Harrison hizo esto porque, tal como afirmaba, los fondos digitales “cantaban” demasiado. Pero la solución elegida para ese escollo es aún peor: porque en todo momento somos conscientes de que ese desierto que vemos no es más que un decorado impreso sobre una tela (a la que a veces se le ven las costuras y las arrugas).

Y además, detenido para siempre en el mismo momento del día. Las escenas desérticas pueden desarrollarse en el amanecer, al mediodía, por la tarde… pero en el decorado que le sirve de fondo es siempre la misma hora, con la misma intensidad de luz y las sombras de las cosas apuntando siempre hacia el mismo lugar.

El resultado es que, algunas veces, el truco del fondo impreso funciona.
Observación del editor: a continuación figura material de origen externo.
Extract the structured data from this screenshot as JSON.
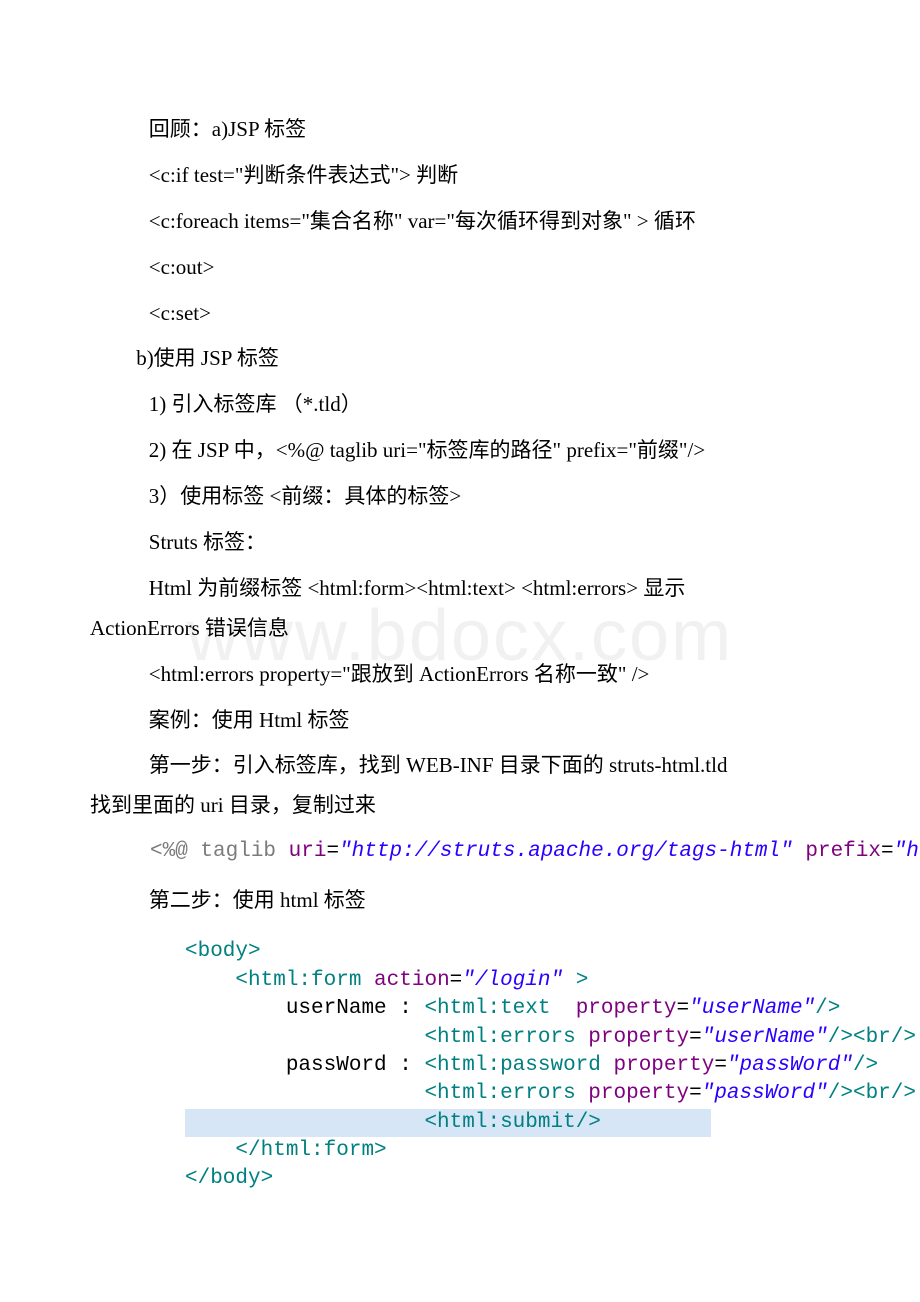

Pero en otras “canta” mucho más de lo que lo habría hecho un decorado digital. Cuando en primer plano está anocheciendo y en el fondo sigue viéndose un sol de justicia; o cuando las sombras de la acción en primer plano van hacia un lugar y las del fondo hacia otro; o, finalmente, cuando eres capaz de distinguir las arrugas en la tela donde se ha impreso el fondo es que la cosa no funciona.

Harrison escribiría el guión de la secuela: Hijos de Dune, que adaptaba la segunda y tercera novelas de Herbert. Como ya hizo con la primera, su trabajo adaptando el original es bueno, incluso excelente en ocasiones. Condensa adecuadamente los acontecimientos allí donde es necesario y enlaza la trama de las dos novelas de un modo adecuado.

Sin embargo, esta nueva serie tiene alguno de los problemas de la anterior, especialmente el horripilante diseño de vestuario. Por suerte evita otros, como el del fondo pintado, si bien los efectos digitales siguen siendo más bien baratos y no muy convincentes.

Así que me temo que no estamos ante la adaptación definitiva de la trilogía original de Dune. Sin embargo, sí que es una adaptación digna, al menos en cuanto al guión y, con alguna salvedad, al reparto. Un buen intento, malogrado en parte por más que una pizca de mal gusto y un presupuesto demasiado exiguo para los efectos especiales.

Soñar es gratis, que dicen. Y no puedo evitar, de vez en cuando, soñar con una adaptación que use el guión de Harrison y el estilo visual de Lynch.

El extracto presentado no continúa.